しかし、遭遇する王妃の回し蹴り(なぜか武闘派)が強烈で、食らってしまうとアイテムが得られないだけではなく、王子たちのラブゲージまで下がってしまうというデメリットがあった。


父親に接近したことなんてばれたら、そりゃ王子たちの信用も失うわな……クスクス、そんなエピソードは組み込まれていなかったけれど、私は二次的な妄想をしながらプレイしていたのだ。

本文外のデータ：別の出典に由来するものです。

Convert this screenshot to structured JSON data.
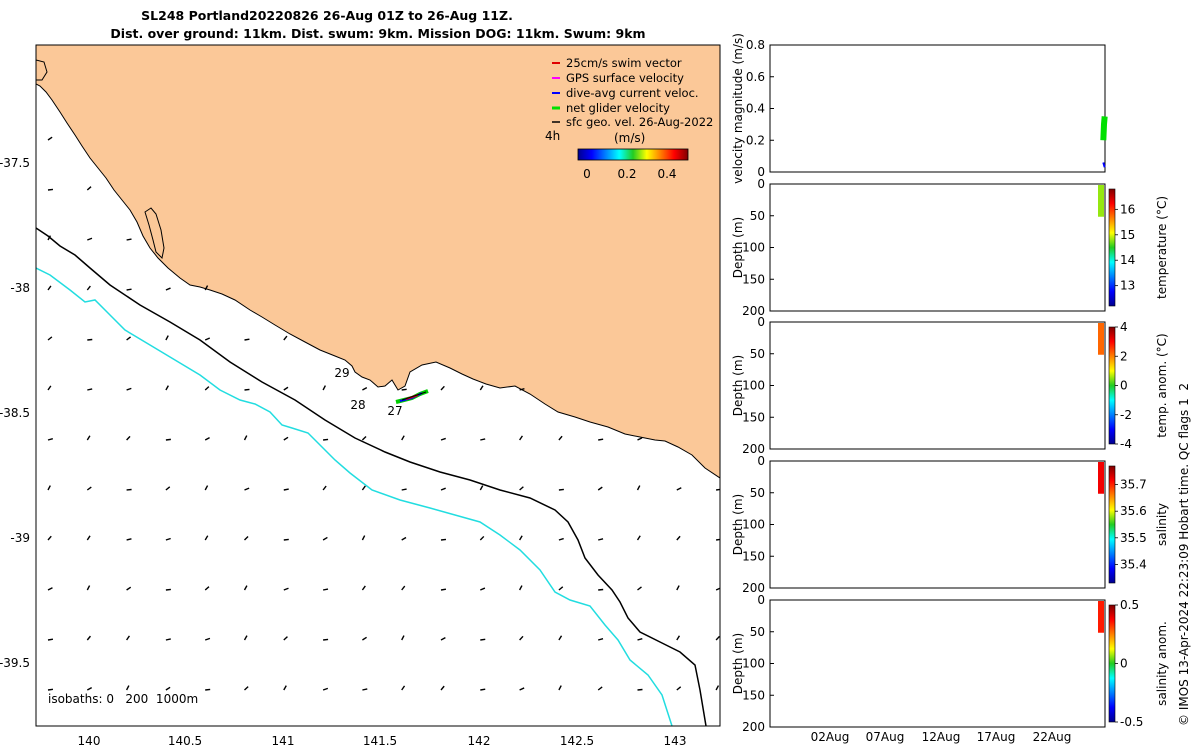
{
  "title": {
    "line1": "SL248 Portland20220826 26-Aug 01Z to 26-Aug 11Z.",
    "line2": "Dist. over ground: 11km. Dist. swum: 9km. Mission DOG: 11km. Swum: 9km"
  },
  "map": {
    "legend": [
      {
        "label": "25cm/s swim vector",
        "color": "#e00000"
      },
      {
        "label": "GPS surface velocity",
        "color": "#ff00ff"
      },
      {
        "label": "dive-avg current veloc.",
        "color": "#0000ff"
      },
      {
        "label": "net glider velocity",
        "color": "#00e000"
      },
      {
        "label": "sfc geo. vel. 26-Aug-2022",
        "color": "#000000"
      }
    ],
    "legend_time_tag": "4h",
    "colorbar_title": "(m/s)",
    "colorbar_ticks": [
      "0",
      "0.2",
      "0.4"
    ],
    "isobaths_label": "isobaths: 0   200  1000m",
    "xticks": [
      "140",
      "140.5",
      "141",
      "141.5",
      "142",
      "142.5",
      "143"
    ],
    "yticks": [
      "-37.5",
      "-38",
      "-38.5",
      "-39",
      "-39.5"
    ],
    "day_labels": [
      "29",
      "28",
      "27"
    ],
    "land_color": "#fbc898",
    "isobath_200_color": "#000000",
    "isobath_1000_color": "#22dde0"
  },
  "chart_data": [
    {
      "type": "line",
      "panel": "velocity",
      "ylabel": "velocity magnitude (m/s)",
      "ylim": [
        0,
        0.8
      ],
      "yticks": [
        "0",
        "0.2",
        "0.4",
        "0.6",
        "0.8"
      ],
      "series": [
        {
          "name": "net glider velocity",
          "color": "#00e000",
          "x": [
            0.995,
            0.997,
            0.999
          ],
          "values": [
            0.2,
            0.3,
            0.35
          ]
        },
        {
          "name": "dive-avg current veloc.",
          "color": "#0000ff",
          "x": [
            0.995,
            0.999
          ],
          "values": [
            0.06,
            0.03
          ]
        }
      ]
    },
    {
      "type": "heatmap",
      "panel": "temperature",
      "ylabel": "Depth (m)",
      "yticks": [
        "0",
        "50",
        "100",
        "150",
        "200"
      ],
      "colorbar_label": "temperature (°C)",
      "colorbar_ticks": [
        "13",
        "14",
        "15",
        "16"
      ],
      "colorbar_range": [
        12.2,
        16.8
      ],
      "depth_range": [
        0,
        50
      ],
      "observed_value": 14.8
    },
    {
      "type": "heatmap",
      "panel": "temp. anom.",
      "ylabel": "Depth (m)",
      "yticks": [
        "0",
        "50",
        "100",
        "150",
        "200"
      ],
      "colorbar_label": "temp. anom. (°C)",
      "colorbar_ticks": [
        "-4",
        "-2",
        "0",
        "2",
        "4"
      ],
      "colorbar_range": [
        -4,
        4
      ],
      "depth_range": [
        0,
        50
      ],
      "observed_value": 2.2
    },
    {
      "type": "heatmap",
      "panel": "salinity",
      "ylabel": "Depth (m)",
      "yticks": [
        "0",
        "50",
        "100",
        "150",
        "200"
      ],
      "colorbar_label": "salinity",
      "colorbar_ticks": [
        "35.4",
        "35.5",
        "35.6",
        "35.7"
      ],
      "colorbar_range": [
        35.33,
        35.77
      ],
      "depth_range": [
        0,
        50
      ],
      "observed_value": 35.72
    },
    {
      "type": "heatmap",
      "panel": "salinity anom.",
      "ylabel": "Depth (m)",
      "yticks": [
        "0",
        "50",
        "100",
        "150",
        "200"
      ],
      "colorbar_label": "salinity anom.",
      "colorbar_ticks": [
        "-0.5",
        "0",
        "0.5"
      ],
      "colorbar_range": [
        -0.5,
        0.5
      ],
      "depth_range": [
        0,
        50
      ],
      "observed_value": 0.35
    }
  ],
  "time_axis": {
    "ticks": [
      "02Aug",
      "07Aug",
      "12Aug",
      "17Aug",
      "22Aug"
    ]
  },
  "footer": {
    "stamp": "© IMOS 13-Apr-2024 22:23:09 Hobart time. QC flags 1  2"
  }
}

「ふっ、父上、もしその聖女の生まれ変わりとやらが来たら、王城をくれてやりましょう。そして我々は新しい城に移るのです。なに、商会は順調に成長しています。資金なぞすぐ貯まりますよ」


嫌ですよ。ヒロインに城を明け渡すなんて。


「シュシュ。兄上が商会を立ち上げたのは、新しい王城を建てるためなんだよ」


ルベール兄さまがこそりと教えてくれた。


何でも、お父さまの辺境視察に同行した際に、領主邸が王城より立派だったのがショックだったのだそうだ───なにその可愛い理由!


でも、いいな、それ。


《秘密の国の秘密の恋》に新しい城なんてなかった。


古いお城に、ヒロイン、ぼっち。


くはぁ~っ、ざまぁ!


「アルベールにいさま! ぜんめんきょうりょく、いたします! おおもうけして、すてきなおしろを、たてましょう!」


「うむっ!」


「シュシュ~、兄上と同じ顔するのはやめようね~」


「シプール・シャーベットで儲け…あぁ、冷凍庫はまだか~」


「私の子供たちは仲が良いな。王位争いで殺し合っている国もあるのだぞ。その気概が片鱗(かけら)も見えんとは、別の意味で寂しいではないか」


「父上と比べられるのは望むところではありません」

「賛成です。父上は人気ありますからねぇ」

「俺は近衛騎士団長になるから、無理」

「じょうおうは、いかがですか?」


「やる気があるのはシュシューアだけか?」


第四王子がやる気を見せるかもしれませんよ。楽しみですね。